La série Amours fragiles, publiée pour la première fois en 1997 dans le magazine À SUIVRE, s’impose comme une référence de la BD pour aborder les drames humains liés à la Seconde Guerre mondiale. Cette deuxième intégrale (CR de l’intégrale 1 ici), qui regroupe les tomes 4, 5 et 6, intitulés Katarina, Résistance et L’armée indigne, poursuit le récit du jeune Martin Mahner dans une Europe en pleine mutation, mêlant de manière subtile les trajectoires individuelles et les grands événements historiques. Le scénario de Philippe Richelle et le dessin de Jean-Michel Beuriot continuent d’allier précision historique et sensibilité narrative, enrichis ici d’un dossier de Luc Révillon et d’un entretien avec l’auteur.

Entre destin individuel et grande Histoire

L’intégrale s’ouvre en octobre 1940 avec Martin caserné près de Cologne. En attendant une mutation à Paris, il nourrit l’espoir de retrouver Katarina, son ancienne voisine, désormais réfugiée sous le nom de Catherine. Ce contraste entre la vie quotidienne des personnages et l’ampleur des bouleversements historiques constitue la force de la série. Philippe Richelle illustre avec finesse les dilemmes moraux et les choix intimes dans un contexte de guerre, tout en montrant comment les décisions politiques touchent directement des vies ordinaires. L’exil, l’angoisse, la peur mais aussi les petits moments d’humanité se mêlent pour construire un récit profondément humain.

Une reconstitution historique rigoureuse

Jean-Michel Beuriot poursuit son travail de reconstitution minutieuse des années 1940, offrant des ambiances de Paris occupé, d’Allemagne en guerre ou de guerre d’anéantissement à l’Est d’une grande justesse. Les tomes quatre à six permettent d’aborder plusieurs thématiques historiques essentielles, notamment l’aryanisation de l’économie française et la spoliation des familles juives, illustrées par la situation de l’oncle de Catherine, Pierre. La série met également en lumière le rôle de la police aux Questions juives et du CGQJ, le port de l’étoile en zone occupée, la délation, ainsi que la structuration des réseaux de résistance, leurs liens avec Londres et la traque allemande. À l’Est, elle aborde le rôle des Einsatzgruppen et la guerre raciale menée sans respecter aucune règle conventionnelle. Ces éléments donnent à l’intégrale une dimension pédagogique forte, permettant de visualiser et de comprendre des mécanismes et évènements historiques parfois abstraits ou complexes.

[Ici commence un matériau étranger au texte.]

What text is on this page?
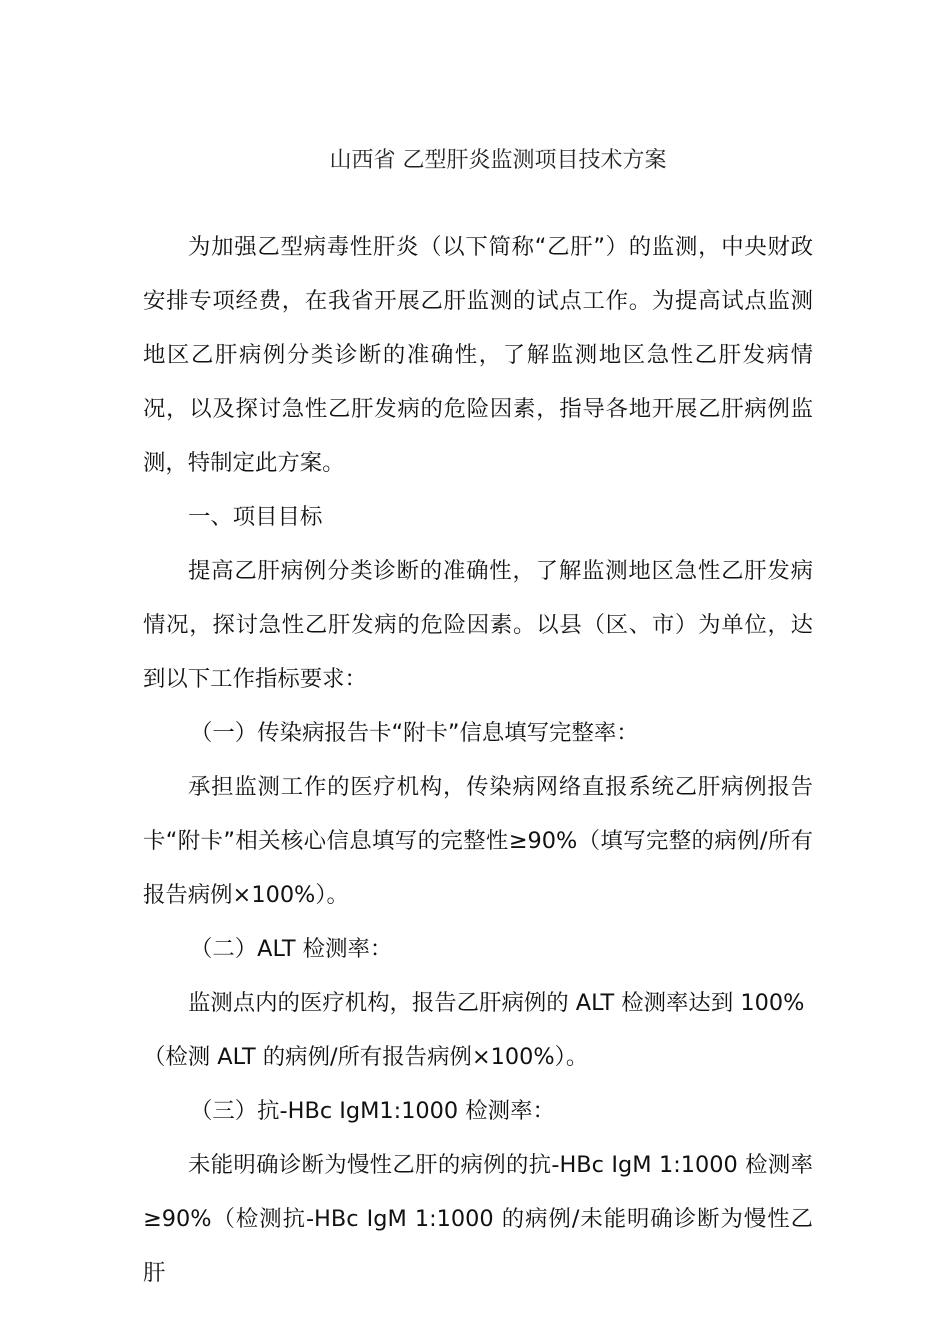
山西省 乙型肝炎监测项目技术方案

为加强乙型病毒性肝炎（以下简称“乙肝”）的监测，中央财政 安排专项经费，在我省开展乙肝监测的试点工作。为提高试点监测地区乙肝病例分类诊断的准确性，了解监测地区急性乙肝发病情况，以及探讨急性乙肝发病的危险因素，指导各地开展乙肝病例监测，特制定此方案。

一、项目目标

提高乙肝病例分类诊断的准确性，了解监测地区急性乙肝发病情况，探讨急性乙肝发病的危险因素。以县（区、市）为单位，达到以下工作指标要求：

（一）传染病报告卡“附卡”信息填写完整率：

承担监测工作的医疗机构，传染病网络直报系统乙肝病例报告卡“附卡”相关核心信息填写的完整性≥90%（填写完整的病例/所有报告病例×100%）。

（二）ALT 检测率：

监测点内的医疗机构，报告乙肝病例的 ALT 检测率达到 100%

（检测 ALT 的病例/所有报告病例×100%）。

（三）抗-HBc IgM1:1000 检测率：

未能明确诊断为慢性乙肝的病例的抗-HBc IgM 1:1000 检测率≥90%（检测抗-HBc IgM 1:1000 的病例/未能明确诊断为慢性乙肝
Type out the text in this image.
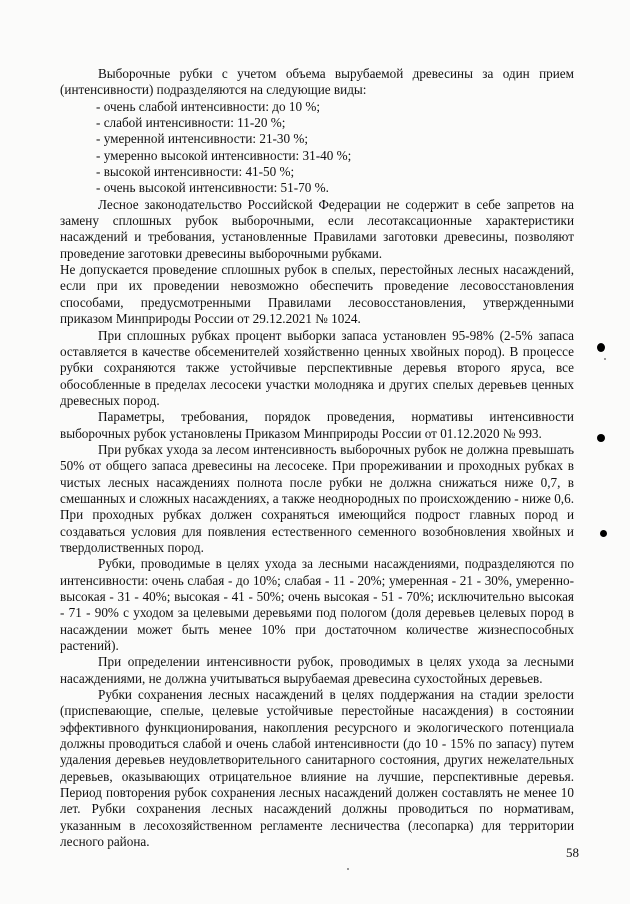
Выборочные рубки с учетом объема вырубаемой древесины за один прием (интенсивности) подразделяются на следующие виды:

- очень слабой интенсивности: до 10 %;
- слабой интенсивности: 11-20 %;
- умеренной интенсивности: 21-30 %;
- умеренно высокой интенсивности: 31-40 %;
- высокой интенсивности: 41-50 %;
- очень высокой интенсивности: 51-70 %.

Лесное законодательство Российской Федерации не содержит в себе запретов на замену сплошных рубок выборочными, если лесотаксационные характеристики насаждений и требования, установленные Правилами заготовки древесины, позволяют проведение заготовки древесины выборочными рубками.

Не допускается проведение сплошных рубок в спелых, перестойных лесных насаждений, если при их проведении невозможно обеспечить проведение лесовосстановления способами, предусмотренными Правилами лесовосстановления, утвержденными приказом Минприроды России от 29.12.2021 № 1024.

При сплошных рубках процент выборки запаса установлен 95-98% (2-5% запаса оставляется в качестве обсеменителей хозяйственно ценных хвойных пород). В процессе рубки сохраняются также устойчивые перспективные деревья второго яруса, все обособленные в пределах лесосеки участки молодняка и других спелых деревьев ценных древесных пород.

Параметры, требования, порядок проведения, нормативы интенсивности выборочных рубок установлены Приказом Минприроды России от 01.12.2020 № 993.

При рубках ухода за лесом интенсивность выборочных рубок не должна превышать 50% от общего запаса древесины на лесосеке. При прореживании и проходных рубках в чистых лесных насаждениях полнота после рубки не должна снижаться ниже 0,7, в смешанных и сложных насаждениях, а также неоднородных по происхождению - ниже 0,6. При проходных рубках должен сохраняться имеющийся подрост главных пород и создаваться условия для появления естественного семенного возобновления хвойных и твердолиственных пород.

Рубки, проводимые в целях ухода за лесными насаждениями, подразделяются по интенсивности: очень слабая - до 10%; слабая - 11 - 20%; умеренная - 21 - 30%, умеренно-высокая - 31 - 40%; высокая - 41 - 50%; очень высокая - 51 - 70%; исключительно высокая - 71 - 90% с уходом за целевыми деревьями под пологом (доля деревьев целевых пород в насаждении может быть менее 10% при достаточном количестве жизнеспособных растений).

При определении интенсивности рубок, проводимых в целях ухода за лесными насаждениями, не должна учитываться вырубаемая древесина сухостойных деревьев.

Рубки сохранения лесных насаждений в целях поддержания на стадии зрелости (приспевающие, спелые, целевые устойчивые перестойные насаждения) в состоянии эффективного функционирования, накопления ресурсного и экологического потенциала должны проводиться слабой и очень слабой интенсивности (до 10 - 15% по запасу) путем удаления деревьев неудовлетворительного санитарного состояния, других нежелательных деревьев, оказывающих отрицательное влияние на лучшие, перспективные деревья. Период повторения рубок сохранения лесных насаждений должен составлять не менее 10 лет. Рубки сохранения лесных насаждений должны проводиться по нормативам, указанным в лесохозяйственном регламенте лесничества (лесопарка) для территории лесного района.

58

Cette deuxième intégrale d’Amours fragiles confirme la qualité et l’intérêt de la série. Elle offre à la fois une réflexion sur le destin individuel au cœur des bouleversements historiques et un outil pour comprendre la Seconde Guerre mondiale dans ses dimensions politiques, sociales et humaines. Son intérêt pédagogique en fait une ressource précieuse pour les CDI des établissements scolaires, certaines planches pouvant servir de support pédagogique en cours d’histoire au collège comme au lycée.